Most of your toddler’s table etiquette will be absorbed by imitating you. To model that good mealtime behaviour, make sure you sit down together to eat. If you’re less than keen on having your dinner at 4.30pm, at least join her at the table and have a drink or a snack.Good basic manners to foster even in a young toddler include making sure she washes her hands before mealtimes, and encouraging her to say please and thank you when she is handed her food and drink. Don’t worry if she's not great at talking just yet; if you say the words for her in all the right places, she’ll pick up on what is expected when her speech improves. Other starter mealtime manners include flagging up that all important 'no throwing' rule, making sure there are no toys to distract her at the table, and teaching her how to match the right cutlery to the right foods (in other words, fingers are fine with cheese on toast, but always use a spoon for baked beans...). Always remember that you're acting as your toddler’s role model, so make sure that you, her dad and any older siblings all follow the same rules that you've set for her too. How can she be expected to sit at the table to eat her snack if you're walking around holding a cup of tea and biscuit?
A good way to help your toddler to practise her mealtime etiquette is to help her throw her very own doll or teddy tea party. Your little one will love being in charge of the dinner table, but just be prepared to hear your words coming back at you from her mouth: 'No, teddy, I told you to sit nicely!’ Arranging a few lunchtime play dates with friends of her own age can help too, and give you an opportunity to let off steam with other mums in the same boat. Giving your child some choice over the food she eats – such as choosing which vegetables she wants with a meal, or helping you cook her favourite dinner – will help turn her from a passive participant into a more eager, active one. For example, making pizza together is quick and easy, and she can bring out her artistic side by putting on the toppings.
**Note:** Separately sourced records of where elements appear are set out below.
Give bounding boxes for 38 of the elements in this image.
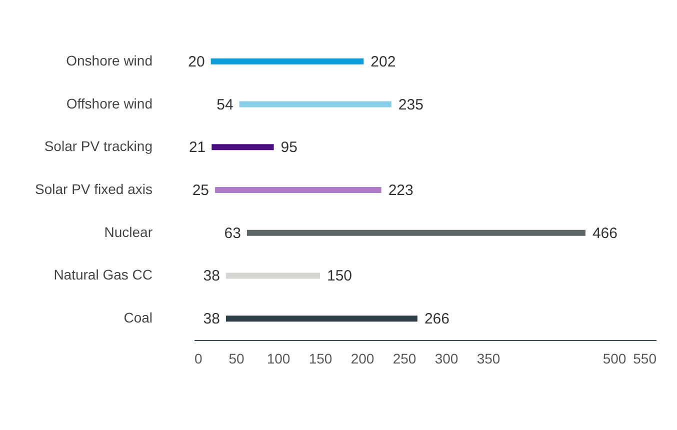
annotation: 38 bbox=[203, 310, 220, 328]
data-label: 266 bbox=[424, 310, 450, 328]
x-tick-label: 550 bbox=[633, 350, 657, 366]
annotation: 20 bbox=[188, 53, 205, 70]
data-label: 466 bbox=[592, 224, 618, 242]
y-tick-label: Natural Gas CC bbox=[54, 266, 152, 283]
bar bbox=[210, 58, 364, 64]
annotation: 25 bbox=[192, 182, 209, 199]
data-label: 95 bbox=[280, 139, 298, 156]
x-tick-label: 300 bbox=[434, 350, 458, 366]
y-tick-label: Nuclear bbox=[104, 224, 153, 240]
annotation: 38 bbox=[203, 268, 220, 285]
x-tick-label: 50 bbox=[228, 350, 244, 366]
bar bbox=[239, 101, 392, 108]
annotation: 63 bbox=[224, 224, 241, 242]
x-tick-label: 150 bbox=[308, 350, 332, 366]
data-label: 235 bbox=[398, 96, 424, 114]
bar bbox=[246, 230, 586, 236]
x-tick-label: 0 bbox=[194, 350, 202, 366]
y-tick-label: Coal bbox=[124, 310, 152, 326]
data-label: 150 bbox=[327, 268, 352, 285]
x-tick-label: 250 bbox=[392, 350, 416, 366]
x-tick-label: 350 bbox=[476, 350, 500, 366]
bar bbox=[226, 272, 320, 279]
bar bbox=[226, 316, 418, 322]
data-label: 223 bbox=[388, 182, 414, 199]
x-tick-label: 200 bbox=[350, 350, 374, 366]
x-tick-label: 100 bbox=[266, 350, 290, 366]
bar bbox=[212, 144, 274, 150]
y-tick-label: Offshore wind bbox=[66, 95, 152, 112]
y-tick-label: Solar PV fixed axis bbox=[35, 181, 152, 197]
y-tick-label: Onshore wind bbox=[66, 52, 152, 68]
bar bbox=[215, 187, 382, 193]
y-tick-label: Solar PV tracking bbox=[44, 138, 152, 154]
annotation: 21 bbox=[188, 139, 206, 156]
data-label: 202 bbox=[370, 53, 396, 70]
annotation: 54 bbox=[216, 96, 234, 114]
x-tick-label: 500 bbox=[602, 350, 626, 366]
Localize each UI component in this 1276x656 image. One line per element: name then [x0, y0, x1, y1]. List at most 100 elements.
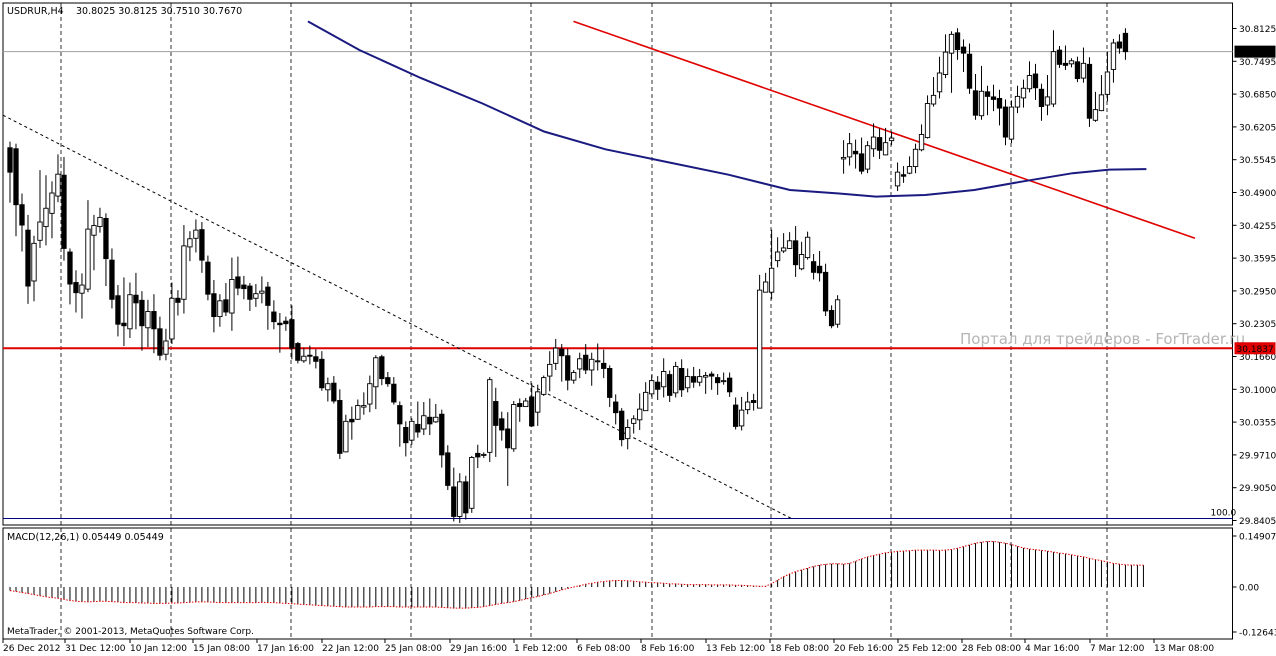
- candle: [169, 282, 175, 345]
- candle-body-bear: [133, 294, 139, 304]
- time-label: 13 Mar 08:00: [1154, 644, 1214, 654]
- candle-body-bull: [774, 251, 781, 262]
- red-trend-line[interactable]: [573, 20, 1196, 240]
- candle: [121, 277, 127, 347]
- candle-body-bear: [559, 348, 565, 357]
- candle-body-bear: [1062, 62, 1069, 66]
- candle: [79, 273, 85, 319]
- price-tick-label: 30.0355: [1239, 419, 1276, 429]
- candle: [1020, 79, 1027, 108]
- candle-body-bear: [607, 368, 613, 398]
- candle-body-bull: [930, 94, 937, 105]
- candle-body-bull: [846, 143, 853, 158]
- candle: [583, 344, 589, 375]
- candle: [487, 377, 493, 463]
- candle: [834, 295, 841, 328]
- candle-body-bull: [1104, 71, 1111, 95]
- candle-body-bear: [451, 486, 457, 517]
- candle-body-bull: [1068, 60, 1075, 65]
- candle-body-bull: [798, 254, 805, 270]
- candle: [1068, 58, 1075, 68]
- support-price-badge: [1234, 342, 1276, 355]
- candle-body-bull: [547, 363, 553, 377]
- time-label: 31 Dec 12:00: [65, 644, 126, 654]
- candle-body-bull: [595, 360, 601, 363]
- price-tick-label: 30.4255: [1239, 222, 1276, 232]
- candle-body-bull: [145, 311, 151, 329]
- candle-body-bull: [127, 294, 133, 330]
- candle: [1026, 61, 1033, 93]
- candle-body-bear: [1086, 63, 1093, 119]
- candle-body-bull: [637, 408, 643, 421]
- time-axis: 26 Dec 2012 31 Dec 12:00 10 Jan 12:00 15 Ja…: [2, 639, 1214, 654]
- candle-body-bear: [211, 293, 217, 318]
- candle-body-bull: [181, 245, 187, 300]
- macd-tick-label: 0.14907: [1239, 533, 1276, 543]
- candle-body-bear: [828, 310, 835, 327]
- price-pane[interactable]: 100.0 Портал для трейдеров - ForTrader.r…: [2, 2, 1245, 526]
- candle: [265, 282, 271, 330]
- candle-body-bull: [888, 137, 895, 142]
- candle: [421, 402, 427, 436]
- candle: [523, 397, 529, 408]
- candle: [649, 375, 655, 397]
- candle: [475, 444, 481, 469]
- candle: [798, 241, 805, 271]
- candle: [175, 290, 181, 316]
- candle-body-bear: [247, 285, 253, 300]
- candle: [607, 365, 613, 408]
- candle: [619, 408, 625, 447]
- candle: [679, 359, 685, 397]
- candle: [7, 141, 13, 203]
- candle-body-bear: [295, 343, 301, 361]
- candle-body-bull: [685, 376, 691, 389]
- candle: [655, 376, 661, 400]
- candles: [7, 28, 1129, 524]
- candle-body-bull: [217, 300, 223, 318]
- candle-body-bull: [163, 340, 169, 355]
- price-tick-label: 30.3595: [1239, 255, 1276, 265]
- time-label: 4 Mar 16:00: [1025, 644, 1080, 654]
- candle: [697, 368, 703, 387]
- candle: [966, 43, 973, 94]
- copyright: MetaTrader, © 2001-2013, MetaQuotes Soft…: [7, 627, 254, 637]
- watermark: Портал для трейдеров - ForTrader.ru: [960, 330, 1245, 348]
- candle-body-bull: [487, 379, 493, 453]
- chart-ohlc: 30.8025 30.8125 30.7510 30.7670: [76, 6, 242, 17]
- time-label: 7 Mar 12:00: [1090, 644, 1145, 654]
- candle: [780, 233, 787, 254]
- candle-body-bull: [589, 358, 595, 371]
- candle: [151, 294, 157, 354]
- candle-body-bear: [505, 428, 511, 449]
- candle: [457, 473, 463, 524]
- candle-body-bear: [19, 204, 25, 226]
- candle: [61, 156, 67, 261]
- candle-body-bull: [942, 51, 949, 75]
- vertical-grid-macd: [60, 528, 1108, 639]
- candle: [900, 166, 907, 183]
- candle-body-bull: [361, 405, 367, 408]
- candle-body-bull: [85, 228, 91, 290]
- candle: [786, 232, 793, 249]
- time-label: 25 Feb 12:00: [898, 644, 957, 654]
- candle: [385, 372, 391, 387]
- time-label: 22 Jan 12:00: [322, 644, 379, 654]
- candle-body-bear: [445, 452, 451, 486]
- time-label: 6 Feb 08:00: [577, 644, 631, 654]
- candle: [601, 349, 607, 379]
- candle-body-bear: [397, 405, 403, 425]
- chart-symbol: USDRUR,H4: [7, 6, 64, 17]
- candle-body-bull: [553, 347, 559, 364]
- candle-body-bull: [649, 380, 655, 395]
- candle: [253, 284, 259, 307]
- candle: [463, 475, 469, 520]
- macd-pane[interactable]: MACD(12,26,1) 0.05449 0.05449 MetaTrader…: [2, 527, 1233, 640]
- candle: [1002, 99, 1009, 146]
- candle-body-bull: [1008, 106, 1015, 140]
- candle-body-bear: [307, 354, 313, 357]
- candle: [451, 467, 457, 522]
- candle-body-bear: [583, 354, 589, 371]
- candle-body-bull: [1110, 42, 1117, 70]
- candle-body-bear: [73, 282, 79, 294]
If she feels that mealtimes are fun rather than a chore, she’s more likely to participate politely rather than causing a ruckus.
While good manners are important for your child to grasp, try and be realistic about what she's capable of, and don't spend every mealtime correcting her. Avoid the temptation to force to her to eat everything on her plate and accept it when she shows you (or tells you when she's a bit bigger) that she's had enough. Expecting her to sit at the table for long enough to eat her meal is reasonable, but insisting on her staying there quietly throughout a two-hour family dinner at a restaurant is probably a step too far. And don’t mistake toddler clumsiness for bad behaviour; even impeccably mannered tots can’t help accidentally upending their beaker.Above all, try to praise the good and play down the bad. If you avoid turning mealtimes into a battleground by dishing up plenty of positivity, your toddler will be happy to sit and eat with you and be far more likely to behave.